La digue, en forme en zigzag, avait été préparée spécifiquement et construite avec plusieurs styles différents pour empêcher la montée de l’eau, écrivent les auteurs. « Il convient de souligner que, sur toute sa longueur, le mur tient de lui-même… le mur n’est relié à aucune structure dans le village », écrivent-ils.
Malheureusement, a regretté le Dr Ehud Galili de l’Institut Zinman d’archéologie de l’Université de Haïfa, la mesure extrême pour protéger le village n’a pas été payante et les résidents ont dû finalement abandonner leurs maisons.
Dans un communiqué de presse, Galili a expliqué qu’à l’époque néolithique, les gens qui vivaient au bord de la Méditerranée ont été les témoins d’une montée des eaux d’environ 12-21 centimètres sur une vie humaine, ce qui revient à environ 70 cm sur 100 ans. L’ancienne ville de Tel Hreiz elle-même a été construite à une « hauteur de sécurité » de trois mètres au-dessus du niveau de la mer – ce qui n’a pas suffi pendant longtemps.
Mais ce n’est pas seulement la montée des eaux qui a perturbé les villageois et leurs maisons. « Ce niveau de montée des eaux signifie que la fréquence des tempêtes destructrices endommageant le village a dû augmenter de manière significative », a précisé Galili dans le communiqué de presse.
« Les modifications de l’environnement ont dû être observables pour les populations vivant dans l’implantation au fil des siècles, a remarqué Galili. Au final, la montée continue du niveau de la mer a nécessité une réponse humaine, avec la construction d’un mur de protection du littoral similaire à ceux que l’on peut voir aujourd’hui dans le monde ».

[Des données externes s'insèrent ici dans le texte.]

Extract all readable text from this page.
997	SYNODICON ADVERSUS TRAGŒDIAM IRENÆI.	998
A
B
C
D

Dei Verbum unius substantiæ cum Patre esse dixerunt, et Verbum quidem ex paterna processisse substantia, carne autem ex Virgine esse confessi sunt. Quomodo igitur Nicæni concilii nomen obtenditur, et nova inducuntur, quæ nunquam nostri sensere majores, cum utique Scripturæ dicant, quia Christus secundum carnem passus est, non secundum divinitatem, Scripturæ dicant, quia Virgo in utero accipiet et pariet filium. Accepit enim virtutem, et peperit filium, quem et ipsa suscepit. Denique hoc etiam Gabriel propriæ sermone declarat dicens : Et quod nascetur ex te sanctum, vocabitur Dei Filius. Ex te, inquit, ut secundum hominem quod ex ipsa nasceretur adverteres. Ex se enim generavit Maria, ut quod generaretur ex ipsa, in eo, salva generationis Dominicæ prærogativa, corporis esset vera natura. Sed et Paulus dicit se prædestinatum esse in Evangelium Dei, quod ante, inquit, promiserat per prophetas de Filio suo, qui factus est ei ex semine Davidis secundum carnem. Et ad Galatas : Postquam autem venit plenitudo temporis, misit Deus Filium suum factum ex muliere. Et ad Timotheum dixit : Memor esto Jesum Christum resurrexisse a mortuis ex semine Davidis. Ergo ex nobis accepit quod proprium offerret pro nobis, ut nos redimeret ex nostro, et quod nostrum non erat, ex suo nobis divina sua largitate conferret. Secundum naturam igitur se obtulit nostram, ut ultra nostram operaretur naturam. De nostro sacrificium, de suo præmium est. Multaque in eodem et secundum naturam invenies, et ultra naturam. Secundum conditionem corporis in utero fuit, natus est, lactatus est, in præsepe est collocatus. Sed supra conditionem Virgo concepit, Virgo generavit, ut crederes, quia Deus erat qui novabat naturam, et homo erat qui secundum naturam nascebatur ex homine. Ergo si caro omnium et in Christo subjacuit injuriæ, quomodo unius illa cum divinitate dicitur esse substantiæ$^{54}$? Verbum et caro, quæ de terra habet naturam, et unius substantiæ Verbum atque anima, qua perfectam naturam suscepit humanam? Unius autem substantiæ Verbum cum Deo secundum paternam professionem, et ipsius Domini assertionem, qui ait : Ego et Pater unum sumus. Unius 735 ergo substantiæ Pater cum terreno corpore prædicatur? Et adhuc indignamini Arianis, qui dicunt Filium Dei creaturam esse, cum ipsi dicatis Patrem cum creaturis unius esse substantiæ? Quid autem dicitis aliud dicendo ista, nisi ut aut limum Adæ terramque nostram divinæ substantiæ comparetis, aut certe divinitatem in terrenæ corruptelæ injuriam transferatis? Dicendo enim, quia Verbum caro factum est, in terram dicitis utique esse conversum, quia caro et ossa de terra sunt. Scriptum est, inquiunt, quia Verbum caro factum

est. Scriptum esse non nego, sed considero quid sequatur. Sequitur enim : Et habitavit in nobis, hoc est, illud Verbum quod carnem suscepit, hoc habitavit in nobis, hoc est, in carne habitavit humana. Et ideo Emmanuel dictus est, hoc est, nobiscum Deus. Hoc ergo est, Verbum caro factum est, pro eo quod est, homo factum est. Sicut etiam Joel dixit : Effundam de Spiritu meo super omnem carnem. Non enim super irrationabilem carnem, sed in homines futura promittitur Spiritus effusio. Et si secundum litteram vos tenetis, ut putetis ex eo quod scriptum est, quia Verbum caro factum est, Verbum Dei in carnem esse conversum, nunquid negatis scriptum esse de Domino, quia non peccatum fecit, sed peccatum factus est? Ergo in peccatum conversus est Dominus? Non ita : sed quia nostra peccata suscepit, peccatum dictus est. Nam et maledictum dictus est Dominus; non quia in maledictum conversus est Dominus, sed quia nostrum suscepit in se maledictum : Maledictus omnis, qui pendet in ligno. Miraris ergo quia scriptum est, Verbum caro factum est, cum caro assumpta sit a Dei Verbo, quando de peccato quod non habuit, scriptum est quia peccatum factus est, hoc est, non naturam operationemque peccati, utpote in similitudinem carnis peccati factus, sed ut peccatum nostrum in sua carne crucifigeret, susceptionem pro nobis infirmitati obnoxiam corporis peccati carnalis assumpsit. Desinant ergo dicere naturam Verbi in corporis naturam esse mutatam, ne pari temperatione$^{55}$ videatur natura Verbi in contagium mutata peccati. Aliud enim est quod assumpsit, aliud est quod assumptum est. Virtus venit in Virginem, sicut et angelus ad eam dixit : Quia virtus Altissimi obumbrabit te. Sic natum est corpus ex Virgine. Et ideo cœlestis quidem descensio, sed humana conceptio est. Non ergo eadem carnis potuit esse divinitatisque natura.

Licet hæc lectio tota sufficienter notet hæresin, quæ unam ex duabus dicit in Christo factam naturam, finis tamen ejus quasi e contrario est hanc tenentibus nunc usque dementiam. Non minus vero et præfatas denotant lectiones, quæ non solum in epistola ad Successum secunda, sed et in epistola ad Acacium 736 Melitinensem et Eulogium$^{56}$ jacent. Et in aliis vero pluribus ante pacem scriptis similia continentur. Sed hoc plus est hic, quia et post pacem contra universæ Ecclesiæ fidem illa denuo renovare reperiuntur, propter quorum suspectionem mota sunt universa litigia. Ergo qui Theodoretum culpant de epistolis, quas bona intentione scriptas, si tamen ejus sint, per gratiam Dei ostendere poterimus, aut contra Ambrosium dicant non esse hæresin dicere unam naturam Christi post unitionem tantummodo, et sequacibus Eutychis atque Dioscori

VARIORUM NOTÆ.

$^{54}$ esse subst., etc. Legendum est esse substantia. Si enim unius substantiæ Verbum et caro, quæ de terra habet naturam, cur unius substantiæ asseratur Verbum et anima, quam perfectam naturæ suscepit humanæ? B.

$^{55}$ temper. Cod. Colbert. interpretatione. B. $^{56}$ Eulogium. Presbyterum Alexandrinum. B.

Selon les chercheurs, alors que les estimations actuelles prédisent une montée actuelle du niveau de la mer de 1,7 à 3 mm par an, l’homme moderne peut tirer des leçons de défis similaires, bien que plus extrêmes, auxquels a été confronté ce village néolithique.
« La montée actuelle du niveau de la mer a déjà causé une érosion côtière dans le monde. Etant donné le nombre de personnes et d’habitations situées en bord de mer, la probabilité de déplacement futur de population est sensiblement différent des impacts subis par les populations pendant la période néolithique », a déclaré le Dr. Jonathan Benjamin, co-auteur de l’article, de l’Université Flinders en Australie dans un communiqué de presse.
Des tempêtes, des ouragans, des tsunamis
Alors que les propriétés en bord de mer étaient, et sont toujours, très demandées, la vie à proximité du littoral est souvent perturbée « au gré des changements saisonniers et inattendus, parfois des catastrophes naturelles, comme des tempêtes, des ouragans, des tsunamis, mais aussi la montée de eaux », ont écrit les auteurs.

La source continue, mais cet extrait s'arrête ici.